Com a determinação de um general que quer preservar a vida dos seus homens, ergueu-se novamente no ar, ganhou altura e depois procedeu a um segundo ataque fulminante. Dessa vez, atingiu um terceiro que estava boquiaberto de pasmo com tudo aquilo e depois dirigiu-se veloz como uma flecha na direcção do quarto. Os outros dois não quiseram saber de mais nada.
Cláudia e Filipa perceberam logo o que estava a passar-se e sentiram-se muito felizes, por a sua amiga as ter defendido naquele momento difícil.
Quanto aos jovens malfeitores, ffugiram dali o mais depressa que as pernas lhes permitiram, pois com os braços e as costas em sangue, completamente apavorados, atiraram com tudo para o chão e nem quiseram saber de mais nada! Mas isso num primeiro momento não lhes serviu de muito, porque depois daquela gaivota vieram outras e os gritos deles ainda se ouviam claramente, apesar de já estarem bem afastados daquele local...

Passado um bocadinho, a inteligente ave foi ter com as duas meninas ao ponto de encontro habitual. Mas dessa vez, depois de comer as suas sanduíches, teve direito a um tratamento especial.
Cláudia olhou-a cheia de gratidão e pegou-lhe ao colo com muito carinho. Filipa por sua vez, também a cobria de atenções e mimos.
Decidiram então ambas de comum acordo, que deviam dar um nome à sua corajosa amiga e protectora. A escolha não era nada fácil, mas depois de umas quantas tentativas chegaram a um acordo.

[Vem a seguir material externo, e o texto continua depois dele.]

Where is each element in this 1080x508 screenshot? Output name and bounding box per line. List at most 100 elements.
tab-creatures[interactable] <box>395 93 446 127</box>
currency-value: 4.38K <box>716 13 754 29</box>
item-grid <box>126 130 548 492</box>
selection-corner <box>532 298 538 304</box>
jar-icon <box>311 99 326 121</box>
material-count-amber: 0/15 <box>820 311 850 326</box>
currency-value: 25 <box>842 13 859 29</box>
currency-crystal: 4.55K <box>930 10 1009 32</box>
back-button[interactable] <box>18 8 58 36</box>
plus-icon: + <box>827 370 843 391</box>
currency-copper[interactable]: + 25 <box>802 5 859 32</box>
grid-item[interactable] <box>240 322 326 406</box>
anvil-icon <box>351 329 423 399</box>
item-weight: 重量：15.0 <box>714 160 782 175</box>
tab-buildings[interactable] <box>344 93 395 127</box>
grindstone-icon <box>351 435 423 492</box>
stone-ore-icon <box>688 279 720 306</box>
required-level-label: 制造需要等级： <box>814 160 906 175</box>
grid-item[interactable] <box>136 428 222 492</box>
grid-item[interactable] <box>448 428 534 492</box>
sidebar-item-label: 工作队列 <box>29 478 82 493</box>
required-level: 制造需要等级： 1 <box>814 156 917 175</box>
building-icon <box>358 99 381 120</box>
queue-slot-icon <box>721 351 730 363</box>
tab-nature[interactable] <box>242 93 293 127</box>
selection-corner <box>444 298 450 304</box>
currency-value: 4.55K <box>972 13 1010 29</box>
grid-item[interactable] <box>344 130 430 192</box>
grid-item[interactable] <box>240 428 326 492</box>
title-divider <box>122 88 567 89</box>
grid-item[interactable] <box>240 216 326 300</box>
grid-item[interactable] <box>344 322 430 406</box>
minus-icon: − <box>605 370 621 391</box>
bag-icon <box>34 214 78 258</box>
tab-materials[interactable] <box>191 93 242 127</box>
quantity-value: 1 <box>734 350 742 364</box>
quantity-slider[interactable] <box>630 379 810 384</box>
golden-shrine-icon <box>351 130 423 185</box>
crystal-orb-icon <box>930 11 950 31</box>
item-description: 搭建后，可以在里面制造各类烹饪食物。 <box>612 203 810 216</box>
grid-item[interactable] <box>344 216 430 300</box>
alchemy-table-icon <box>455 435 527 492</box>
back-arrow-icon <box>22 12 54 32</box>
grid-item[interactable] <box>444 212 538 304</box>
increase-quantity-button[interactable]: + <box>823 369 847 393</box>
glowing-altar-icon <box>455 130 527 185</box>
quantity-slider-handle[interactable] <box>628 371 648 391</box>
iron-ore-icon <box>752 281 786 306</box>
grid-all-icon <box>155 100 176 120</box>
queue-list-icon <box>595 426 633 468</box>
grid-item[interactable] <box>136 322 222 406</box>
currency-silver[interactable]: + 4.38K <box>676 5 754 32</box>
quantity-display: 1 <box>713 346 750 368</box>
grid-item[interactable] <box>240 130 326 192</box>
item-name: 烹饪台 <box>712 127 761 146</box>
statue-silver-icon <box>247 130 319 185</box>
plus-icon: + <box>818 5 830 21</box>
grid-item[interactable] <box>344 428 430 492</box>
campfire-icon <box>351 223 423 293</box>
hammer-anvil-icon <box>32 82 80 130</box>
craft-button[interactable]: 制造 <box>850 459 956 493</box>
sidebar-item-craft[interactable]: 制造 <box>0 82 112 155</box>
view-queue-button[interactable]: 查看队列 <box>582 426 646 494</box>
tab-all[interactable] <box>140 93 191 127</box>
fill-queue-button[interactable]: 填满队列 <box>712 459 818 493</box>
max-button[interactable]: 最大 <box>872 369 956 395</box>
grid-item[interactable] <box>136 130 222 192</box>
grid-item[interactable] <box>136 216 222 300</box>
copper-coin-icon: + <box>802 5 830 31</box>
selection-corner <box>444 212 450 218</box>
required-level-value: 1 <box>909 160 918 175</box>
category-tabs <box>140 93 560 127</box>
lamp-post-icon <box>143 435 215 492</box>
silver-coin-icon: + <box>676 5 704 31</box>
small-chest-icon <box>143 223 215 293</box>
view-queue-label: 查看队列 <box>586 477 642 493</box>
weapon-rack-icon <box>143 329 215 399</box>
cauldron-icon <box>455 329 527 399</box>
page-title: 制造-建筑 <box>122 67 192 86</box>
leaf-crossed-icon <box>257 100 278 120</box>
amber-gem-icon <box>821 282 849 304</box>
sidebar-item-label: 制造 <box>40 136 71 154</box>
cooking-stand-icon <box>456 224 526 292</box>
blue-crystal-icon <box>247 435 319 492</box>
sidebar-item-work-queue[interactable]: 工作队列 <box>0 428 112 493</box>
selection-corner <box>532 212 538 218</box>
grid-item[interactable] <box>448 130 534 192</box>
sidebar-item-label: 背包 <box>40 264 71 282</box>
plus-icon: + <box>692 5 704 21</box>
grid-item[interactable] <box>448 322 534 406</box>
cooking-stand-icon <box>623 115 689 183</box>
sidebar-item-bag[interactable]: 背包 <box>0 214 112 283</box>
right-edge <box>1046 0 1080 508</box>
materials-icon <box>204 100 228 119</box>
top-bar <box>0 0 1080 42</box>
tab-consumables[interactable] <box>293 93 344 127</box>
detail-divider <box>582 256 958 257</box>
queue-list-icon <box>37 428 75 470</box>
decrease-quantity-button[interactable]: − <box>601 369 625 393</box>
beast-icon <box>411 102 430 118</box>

Como a gaivota esperava sempre por elas na torre da igreja que ficava perto lá da escola, resolveram chamar-lhe Miriam, já que esse era o nome de Nossa Senhora, a protectora das crianças como lhes tinha dito a sua catequista.
Fitando-a então com imensa ternura, enquanto lhe acariciava as penas aveludadas, Cláudia disse à valente gaivota:
- De hoje em diante, nossa querida amiga, vais chamar-te Míriam. Sim, tu serás sempre para nós, a nossa doce e corajosa Miriam, a enviada do céu!